Hakim Bey mora num decadente hotel chinês onde os proprietários balançam a cabeça de um lado para o outro enquanto lêem os jornais e escutam transmissões estridentes da Ópera de Pequim. O ventilador de teto gira como um dervixe indolente - suor pinga sobre a página - o cafetã do poeta está encardido, seus cinzeiros derramam cinzas no tapete - seus monólogos parecem desconexos e levemente sinistros - por trás das janelas fechadas, o gueto desaparece entre palmeiras, o ingênuo oceano azul, a filosofia do tropicalismo.

Numa estrada em algum lugar a leste de Baltimore, você passa por um trailer Airstream, e enxerga uma grande placa plantada na grama: LEITURAS ESPIRITUAIS, com a imagem de uma rude mão negra sobre um fundo vermelho.
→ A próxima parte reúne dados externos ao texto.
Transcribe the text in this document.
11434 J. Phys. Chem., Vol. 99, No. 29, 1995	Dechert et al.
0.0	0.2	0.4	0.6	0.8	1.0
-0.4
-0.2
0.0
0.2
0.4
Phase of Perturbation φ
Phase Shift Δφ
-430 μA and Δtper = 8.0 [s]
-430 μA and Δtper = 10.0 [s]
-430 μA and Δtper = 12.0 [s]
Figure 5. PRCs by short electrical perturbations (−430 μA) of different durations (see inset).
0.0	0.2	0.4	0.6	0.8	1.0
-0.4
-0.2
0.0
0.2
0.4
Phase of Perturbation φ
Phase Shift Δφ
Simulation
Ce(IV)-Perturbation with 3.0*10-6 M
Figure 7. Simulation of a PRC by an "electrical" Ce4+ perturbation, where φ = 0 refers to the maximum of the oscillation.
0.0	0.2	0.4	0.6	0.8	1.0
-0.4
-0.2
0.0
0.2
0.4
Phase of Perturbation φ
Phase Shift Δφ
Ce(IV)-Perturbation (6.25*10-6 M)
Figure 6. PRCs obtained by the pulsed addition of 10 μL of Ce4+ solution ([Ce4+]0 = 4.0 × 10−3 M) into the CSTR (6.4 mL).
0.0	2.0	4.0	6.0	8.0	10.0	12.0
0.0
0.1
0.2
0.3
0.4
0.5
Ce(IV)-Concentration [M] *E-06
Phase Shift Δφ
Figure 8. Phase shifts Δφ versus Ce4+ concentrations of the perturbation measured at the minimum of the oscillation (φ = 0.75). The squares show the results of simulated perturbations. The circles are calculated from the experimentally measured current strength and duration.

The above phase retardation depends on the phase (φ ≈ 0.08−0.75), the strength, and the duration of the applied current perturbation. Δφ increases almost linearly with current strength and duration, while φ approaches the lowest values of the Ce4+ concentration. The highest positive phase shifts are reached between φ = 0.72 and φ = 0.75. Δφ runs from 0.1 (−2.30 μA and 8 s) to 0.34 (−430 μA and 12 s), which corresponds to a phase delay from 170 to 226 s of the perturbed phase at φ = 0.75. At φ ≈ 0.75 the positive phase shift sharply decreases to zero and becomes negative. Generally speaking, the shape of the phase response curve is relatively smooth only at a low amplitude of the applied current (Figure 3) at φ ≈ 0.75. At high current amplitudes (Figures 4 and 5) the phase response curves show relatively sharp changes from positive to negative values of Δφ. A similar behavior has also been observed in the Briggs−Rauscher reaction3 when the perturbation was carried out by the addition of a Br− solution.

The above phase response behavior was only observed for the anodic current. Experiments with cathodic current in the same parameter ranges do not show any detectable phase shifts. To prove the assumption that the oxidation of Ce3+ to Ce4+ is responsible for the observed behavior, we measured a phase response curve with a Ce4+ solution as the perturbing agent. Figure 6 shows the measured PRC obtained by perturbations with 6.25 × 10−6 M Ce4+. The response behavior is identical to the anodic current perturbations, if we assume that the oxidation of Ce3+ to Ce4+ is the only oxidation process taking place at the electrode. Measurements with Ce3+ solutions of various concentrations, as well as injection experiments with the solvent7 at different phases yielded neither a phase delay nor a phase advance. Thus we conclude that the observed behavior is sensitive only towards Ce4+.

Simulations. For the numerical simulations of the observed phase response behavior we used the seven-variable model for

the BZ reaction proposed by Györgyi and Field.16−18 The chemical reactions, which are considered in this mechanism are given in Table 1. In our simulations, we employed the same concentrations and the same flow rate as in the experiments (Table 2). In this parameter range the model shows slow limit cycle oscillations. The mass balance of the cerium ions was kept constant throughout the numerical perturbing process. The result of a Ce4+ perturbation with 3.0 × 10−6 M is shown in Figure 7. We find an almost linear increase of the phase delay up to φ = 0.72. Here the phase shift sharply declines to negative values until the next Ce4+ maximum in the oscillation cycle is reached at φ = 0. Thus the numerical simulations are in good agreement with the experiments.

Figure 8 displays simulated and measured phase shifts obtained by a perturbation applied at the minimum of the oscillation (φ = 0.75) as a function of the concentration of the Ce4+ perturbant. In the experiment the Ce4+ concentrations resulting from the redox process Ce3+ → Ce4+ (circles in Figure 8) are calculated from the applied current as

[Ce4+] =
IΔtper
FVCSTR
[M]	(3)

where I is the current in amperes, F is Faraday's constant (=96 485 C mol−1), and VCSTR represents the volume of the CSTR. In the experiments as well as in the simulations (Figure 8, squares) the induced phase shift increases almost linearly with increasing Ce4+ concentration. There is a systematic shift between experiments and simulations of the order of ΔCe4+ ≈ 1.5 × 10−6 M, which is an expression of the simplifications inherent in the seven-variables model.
Lá dentro, você encontra livros sobre sonhos e numerologia, panfletos sobre vodu e macumba, revistas de nudismo velhas e empoeiradas, um pilha de Boy's Life, tratados sobre briga de galos... e este livro, Caos. Como palavras ditas num sonho, portentosas, evanescentes, transformando-se em perfumes, pássaros, cores, música esquecida.

Este livro se mantém a distância por uma certa impassibilidade em sua superfície, quase que visível através de um vidro. Ele não abana o rabo e não grunhe, mas morde e estraga a mobília. Ele não tem um número ISBN e não o quer como discípulo, mas pode seqüestrar seus filhos.

Este livro é nervoso como o café ou a malária - ele cria, entre si e seus leitores, uma rede de desertores e outsiders - mas é tão cara-de-pau eliteral que praticamente se codifica - fuma a si próprio em estupor.

Uma máscara, uma automitologia, um mapa sem nome de lugar algum - hirto como uma pintura egípcia que, no entanto, logra acariciar o rosto de alguém e, de repente, encontra-se na rua, num corpo, envolvido em luz, andando, acordado, quase satisfeito.